PTEROPODS FROM THE PALEOCENE-EOCENE THERMAL MAXIMUM (PETM) OF THE ATLANTIC COASTAL PLAIN, USA

While the response of many organisms to the climatic and environmental changes that occurred during the Paleocene-Eocene Thermal Maximum (PETM; ~56 Ma) has been documented, that of marine mollusks is unknown. We describe the first PETM assemblage of pteropods (planktic gastropods), consisting of six species representing three genera (Altaspiratella, Heliconoides and Limacina). Four species could be identified to species level, one of which is new. Only Heliconoides was previously known from pre-Eocene and early Eocene sediments, with a single Campanian specimen and one latest Paleocene species. Specimens are preserved as pyritized internal molds, except for two specimens where shell remains.

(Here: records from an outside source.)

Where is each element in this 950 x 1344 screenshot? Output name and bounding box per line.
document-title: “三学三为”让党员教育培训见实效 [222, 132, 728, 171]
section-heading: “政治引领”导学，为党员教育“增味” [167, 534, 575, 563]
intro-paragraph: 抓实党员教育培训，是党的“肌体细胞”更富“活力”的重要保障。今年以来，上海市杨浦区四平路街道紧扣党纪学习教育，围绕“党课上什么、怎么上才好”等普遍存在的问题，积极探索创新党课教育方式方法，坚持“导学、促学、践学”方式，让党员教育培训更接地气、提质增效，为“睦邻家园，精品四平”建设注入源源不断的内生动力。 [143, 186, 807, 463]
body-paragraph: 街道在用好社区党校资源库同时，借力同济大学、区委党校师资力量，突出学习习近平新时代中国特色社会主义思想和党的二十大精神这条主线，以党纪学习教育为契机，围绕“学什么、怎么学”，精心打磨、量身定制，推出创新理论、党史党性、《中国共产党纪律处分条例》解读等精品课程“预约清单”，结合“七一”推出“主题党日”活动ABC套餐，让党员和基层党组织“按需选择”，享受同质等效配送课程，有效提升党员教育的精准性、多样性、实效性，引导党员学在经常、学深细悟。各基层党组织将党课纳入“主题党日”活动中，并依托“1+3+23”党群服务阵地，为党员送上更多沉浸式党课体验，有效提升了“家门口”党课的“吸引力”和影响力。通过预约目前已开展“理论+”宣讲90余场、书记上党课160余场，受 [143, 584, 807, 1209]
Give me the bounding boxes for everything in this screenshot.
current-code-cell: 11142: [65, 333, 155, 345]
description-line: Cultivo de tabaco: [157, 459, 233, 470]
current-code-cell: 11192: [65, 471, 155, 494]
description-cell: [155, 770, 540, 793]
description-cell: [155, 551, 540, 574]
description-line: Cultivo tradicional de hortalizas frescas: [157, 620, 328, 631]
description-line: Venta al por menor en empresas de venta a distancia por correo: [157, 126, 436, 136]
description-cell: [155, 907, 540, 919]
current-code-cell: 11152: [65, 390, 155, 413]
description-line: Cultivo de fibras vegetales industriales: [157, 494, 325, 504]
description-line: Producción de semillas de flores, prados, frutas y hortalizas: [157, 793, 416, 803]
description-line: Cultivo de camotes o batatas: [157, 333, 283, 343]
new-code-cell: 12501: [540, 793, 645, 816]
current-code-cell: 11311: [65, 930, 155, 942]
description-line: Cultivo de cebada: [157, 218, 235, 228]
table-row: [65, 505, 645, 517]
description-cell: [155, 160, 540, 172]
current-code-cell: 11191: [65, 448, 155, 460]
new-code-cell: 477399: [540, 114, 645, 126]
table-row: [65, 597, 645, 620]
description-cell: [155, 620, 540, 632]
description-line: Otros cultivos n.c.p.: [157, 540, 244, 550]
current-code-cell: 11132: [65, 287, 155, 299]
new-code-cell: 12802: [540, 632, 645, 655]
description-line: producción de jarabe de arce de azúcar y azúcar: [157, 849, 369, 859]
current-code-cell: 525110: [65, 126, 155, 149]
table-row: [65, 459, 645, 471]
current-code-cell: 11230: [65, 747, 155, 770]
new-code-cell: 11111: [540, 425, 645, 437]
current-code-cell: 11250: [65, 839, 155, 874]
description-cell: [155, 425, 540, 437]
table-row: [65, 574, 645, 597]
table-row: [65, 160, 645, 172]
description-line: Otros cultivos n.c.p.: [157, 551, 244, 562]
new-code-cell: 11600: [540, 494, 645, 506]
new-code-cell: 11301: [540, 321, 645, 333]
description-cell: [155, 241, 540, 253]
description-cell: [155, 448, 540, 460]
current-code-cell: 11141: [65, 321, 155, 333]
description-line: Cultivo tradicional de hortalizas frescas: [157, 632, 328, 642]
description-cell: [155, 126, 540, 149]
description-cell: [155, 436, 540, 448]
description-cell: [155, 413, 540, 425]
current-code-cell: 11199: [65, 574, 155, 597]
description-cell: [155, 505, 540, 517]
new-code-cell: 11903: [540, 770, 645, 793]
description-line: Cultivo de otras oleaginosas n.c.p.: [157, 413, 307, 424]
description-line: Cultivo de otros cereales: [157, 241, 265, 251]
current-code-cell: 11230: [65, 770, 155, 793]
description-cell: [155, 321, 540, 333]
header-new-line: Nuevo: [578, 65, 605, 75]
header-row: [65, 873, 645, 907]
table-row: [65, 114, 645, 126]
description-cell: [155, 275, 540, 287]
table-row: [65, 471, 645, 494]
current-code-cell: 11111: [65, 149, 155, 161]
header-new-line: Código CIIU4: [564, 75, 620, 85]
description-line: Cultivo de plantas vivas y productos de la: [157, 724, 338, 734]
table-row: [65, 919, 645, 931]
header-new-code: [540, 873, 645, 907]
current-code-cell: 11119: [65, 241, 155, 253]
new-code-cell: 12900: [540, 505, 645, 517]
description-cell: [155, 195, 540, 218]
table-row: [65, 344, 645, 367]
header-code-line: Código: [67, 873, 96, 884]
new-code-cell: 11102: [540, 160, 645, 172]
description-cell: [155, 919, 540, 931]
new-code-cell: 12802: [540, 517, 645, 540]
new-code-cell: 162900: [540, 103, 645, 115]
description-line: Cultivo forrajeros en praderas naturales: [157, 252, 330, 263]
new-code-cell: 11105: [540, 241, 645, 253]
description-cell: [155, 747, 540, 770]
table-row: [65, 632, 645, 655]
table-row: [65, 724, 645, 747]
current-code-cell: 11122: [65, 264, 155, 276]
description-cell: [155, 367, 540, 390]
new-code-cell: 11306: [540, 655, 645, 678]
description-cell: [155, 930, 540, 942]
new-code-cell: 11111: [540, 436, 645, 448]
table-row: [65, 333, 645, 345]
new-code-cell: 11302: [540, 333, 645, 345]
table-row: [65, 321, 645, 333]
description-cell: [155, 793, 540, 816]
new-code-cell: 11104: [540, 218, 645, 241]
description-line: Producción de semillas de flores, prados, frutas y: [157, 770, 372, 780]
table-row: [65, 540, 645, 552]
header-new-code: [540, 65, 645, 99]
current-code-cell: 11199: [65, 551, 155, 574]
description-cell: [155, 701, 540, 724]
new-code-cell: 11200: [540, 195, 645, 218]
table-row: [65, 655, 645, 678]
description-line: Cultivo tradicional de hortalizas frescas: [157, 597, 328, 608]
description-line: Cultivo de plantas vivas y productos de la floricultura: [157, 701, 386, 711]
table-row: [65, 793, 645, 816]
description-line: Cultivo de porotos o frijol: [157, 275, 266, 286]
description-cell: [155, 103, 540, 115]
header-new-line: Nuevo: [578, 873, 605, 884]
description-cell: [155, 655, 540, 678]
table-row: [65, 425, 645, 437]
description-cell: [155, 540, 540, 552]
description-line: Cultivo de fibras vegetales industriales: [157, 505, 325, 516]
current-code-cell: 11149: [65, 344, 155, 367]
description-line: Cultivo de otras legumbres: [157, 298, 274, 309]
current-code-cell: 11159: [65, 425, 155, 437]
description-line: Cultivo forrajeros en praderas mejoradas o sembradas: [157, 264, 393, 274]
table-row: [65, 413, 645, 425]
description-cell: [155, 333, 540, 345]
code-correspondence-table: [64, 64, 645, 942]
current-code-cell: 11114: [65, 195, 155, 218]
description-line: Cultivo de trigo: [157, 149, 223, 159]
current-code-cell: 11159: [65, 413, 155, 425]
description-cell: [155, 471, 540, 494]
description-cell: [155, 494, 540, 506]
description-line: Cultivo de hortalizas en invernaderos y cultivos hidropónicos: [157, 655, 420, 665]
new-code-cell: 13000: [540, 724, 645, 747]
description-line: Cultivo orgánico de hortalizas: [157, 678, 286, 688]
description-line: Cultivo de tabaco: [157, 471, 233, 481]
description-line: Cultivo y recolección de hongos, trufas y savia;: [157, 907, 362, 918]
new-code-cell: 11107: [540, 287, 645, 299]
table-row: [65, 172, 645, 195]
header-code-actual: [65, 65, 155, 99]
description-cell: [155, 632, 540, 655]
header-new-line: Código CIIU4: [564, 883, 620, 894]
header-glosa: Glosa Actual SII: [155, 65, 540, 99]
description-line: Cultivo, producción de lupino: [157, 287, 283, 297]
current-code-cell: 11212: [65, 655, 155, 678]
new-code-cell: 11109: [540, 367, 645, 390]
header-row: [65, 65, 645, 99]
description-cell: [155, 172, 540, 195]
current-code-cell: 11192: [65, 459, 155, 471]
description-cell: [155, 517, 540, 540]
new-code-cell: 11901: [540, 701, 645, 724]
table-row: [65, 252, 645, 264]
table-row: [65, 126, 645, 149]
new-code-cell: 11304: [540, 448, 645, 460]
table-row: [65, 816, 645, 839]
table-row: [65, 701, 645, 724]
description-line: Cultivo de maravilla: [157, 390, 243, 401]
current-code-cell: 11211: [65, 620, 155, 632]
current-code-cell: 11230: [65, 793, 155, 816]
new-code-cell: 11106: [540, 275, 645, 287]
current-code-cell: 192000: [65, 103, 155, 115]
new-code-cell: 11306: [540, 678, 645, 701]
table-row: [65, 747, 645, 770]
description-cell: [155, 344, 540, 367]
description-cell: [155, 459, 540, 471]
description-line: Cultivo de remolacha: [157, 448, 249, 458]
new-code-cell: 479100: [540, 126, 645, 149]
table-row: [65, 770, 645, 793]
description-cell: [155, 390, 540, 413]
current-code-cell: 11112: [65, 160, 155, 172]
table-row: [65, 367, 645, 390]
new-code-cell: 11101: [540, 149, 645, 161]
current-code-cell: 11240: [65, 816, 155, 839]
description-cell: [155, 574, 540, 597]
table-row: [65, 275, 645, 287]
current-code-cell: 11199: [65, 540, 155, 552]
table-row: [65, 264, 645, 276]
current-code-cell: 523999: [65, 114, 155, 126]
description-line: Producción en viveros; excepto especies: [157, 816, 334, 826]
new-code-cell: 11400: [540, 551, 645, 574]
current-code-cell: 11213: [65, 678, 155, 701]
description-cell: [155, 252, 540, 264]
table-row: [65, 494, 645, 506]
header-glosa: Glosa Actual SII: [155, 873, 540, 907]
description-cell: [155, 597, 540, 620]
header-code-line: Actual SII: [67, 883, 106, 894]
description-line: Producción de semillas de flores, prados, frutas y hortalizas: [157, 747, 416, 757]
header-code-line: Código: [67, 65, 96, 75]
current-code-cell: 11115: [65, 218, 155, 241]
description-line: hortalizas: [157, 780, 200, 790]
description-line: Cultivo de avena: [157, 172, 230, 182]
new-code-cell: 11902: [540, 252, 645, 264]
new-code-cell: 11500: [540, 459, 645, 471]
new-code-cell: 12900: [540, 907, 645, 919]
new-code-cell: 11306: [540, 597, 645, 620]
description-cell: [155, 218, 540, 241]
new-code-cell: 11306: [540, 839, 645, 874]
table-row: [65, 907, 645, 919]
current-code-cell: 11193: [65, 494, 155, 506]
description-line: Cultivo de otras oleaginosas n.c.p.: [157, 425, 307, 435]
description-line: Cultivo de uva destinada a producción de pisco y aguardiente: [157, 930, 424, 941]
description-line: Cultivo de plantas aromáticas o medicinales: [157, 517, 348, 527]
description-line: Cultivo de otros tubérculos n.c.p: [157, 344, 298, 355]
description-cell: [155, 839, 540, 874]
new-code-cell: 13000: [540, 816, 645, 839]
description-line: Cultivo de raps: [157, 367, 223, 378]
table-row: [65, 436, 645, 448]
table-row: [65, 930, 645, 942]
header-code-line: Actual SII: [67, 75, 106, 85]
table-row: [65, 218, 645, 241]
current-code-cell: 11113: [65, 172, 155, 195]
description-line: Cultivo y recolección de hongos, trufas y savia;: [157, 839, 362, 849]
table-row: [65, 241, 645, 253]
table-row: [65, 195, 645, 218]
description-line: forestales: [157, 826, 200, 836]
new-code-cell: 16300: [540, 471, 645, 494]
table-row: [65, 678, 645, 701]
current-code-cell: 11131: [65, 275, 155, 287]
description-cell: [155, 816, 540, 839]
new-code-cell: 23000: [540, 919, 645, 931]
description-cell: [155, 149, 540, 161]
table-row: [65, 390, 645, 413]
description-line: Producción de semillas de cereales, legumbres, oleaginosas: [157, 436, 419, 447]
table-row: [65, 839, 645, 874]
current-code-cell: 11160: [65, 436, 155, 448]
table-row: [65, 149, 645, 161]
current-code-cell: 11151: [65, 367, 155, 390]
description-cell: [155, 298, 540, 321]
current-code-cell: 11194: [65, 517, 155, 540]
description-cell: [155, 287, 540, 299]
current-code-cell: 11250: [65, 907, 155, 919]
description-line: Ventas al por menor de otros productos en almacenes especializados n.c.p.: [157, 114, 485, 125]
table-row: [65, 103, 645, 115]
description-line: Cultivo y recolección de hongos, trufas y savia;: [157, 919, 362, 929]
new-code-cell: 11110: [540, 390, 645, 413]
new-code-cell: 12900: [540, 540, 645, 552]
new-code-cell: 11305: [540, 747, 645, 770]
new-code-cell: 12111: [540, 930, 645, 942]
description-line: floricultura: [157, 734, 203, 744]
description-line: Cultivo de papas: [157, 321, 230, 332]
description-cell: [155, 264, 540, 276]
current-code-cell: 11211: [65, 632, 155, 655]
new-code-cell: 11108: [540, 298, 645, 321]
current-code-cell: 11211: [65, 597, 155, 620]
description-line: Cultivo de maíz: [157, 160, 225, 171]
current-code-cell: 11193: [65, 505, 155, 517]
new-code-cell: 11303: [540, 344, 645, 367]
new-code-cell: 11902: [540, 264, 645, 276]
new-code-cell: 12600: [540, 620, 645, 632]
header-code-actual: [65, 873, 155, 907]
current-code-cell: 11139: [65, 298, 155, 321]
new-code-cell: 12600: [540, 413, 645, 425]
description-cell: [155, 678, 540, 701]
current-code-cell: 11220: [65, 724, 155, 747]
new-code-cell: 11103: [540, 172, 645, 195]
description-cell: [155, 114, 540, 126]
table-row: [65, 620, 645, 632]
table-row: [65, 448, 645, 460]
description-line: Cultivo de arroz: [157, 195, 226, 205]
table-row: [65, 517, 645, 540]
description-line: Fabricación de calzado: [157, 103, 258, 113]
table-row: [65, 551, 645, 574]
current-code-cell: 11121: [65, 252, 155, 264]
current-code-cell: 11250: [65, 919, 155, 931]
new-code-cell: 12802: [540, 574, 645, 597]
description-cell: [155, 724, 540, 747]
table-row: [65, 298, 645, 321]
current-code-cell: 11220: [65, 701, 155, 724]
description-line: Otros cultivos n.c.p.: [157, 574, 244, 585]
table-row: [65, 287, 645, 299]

Pteropods were recovered from the Marlboro Fm. of the US Atlantic Coastal Plain, in sediments deposited from inner to middle-outer shelf depths. The Atlantic Coastal Plain contains some of the most complete records of shallow marine Paleocene-Eocene boundary deposition worldwide. The biostratigraphy, paleoecology and geochemistry of several of the cores used in this study have been previously analyzed at high resolution. At the Bass River site, the pH of surface waters (as recorded in B/Ca measured on planktic foraminifera) may have declined by 0.3-0.4 units during the PETM (Babila et al., 2016). Apparently, the drop in surface water pH was insufficient to dissolve living or dead pteropods before they reached the seafloor, possibly due to rapid buffering in coastal waters. Most living pteropods inhabit water depths of 200 m or more, and their occurrence in these shallow environments could reflect transport from deeper waters by coastal currents. Pteropods have thin, not easily fossilized shells, and so the apparently sudden appearance of three genera in Atlantic Coastal Plain sediments may indicate better preservational conditions, because the underlying Paleocene Vincentown Fm. shows poor preservation of calcareous microfossils. Specifically, rapid burial, triggered by increased sediment supply due to high rainfall, may explain the preservation of these PETM pteropods. However, because potentially existing ancestors have not been found anywhere else, we argue that the rapid environmental changes during the PETM may have triggered pteropod diversification.

Babila, T. et al. 2016. Geology 44:75-278.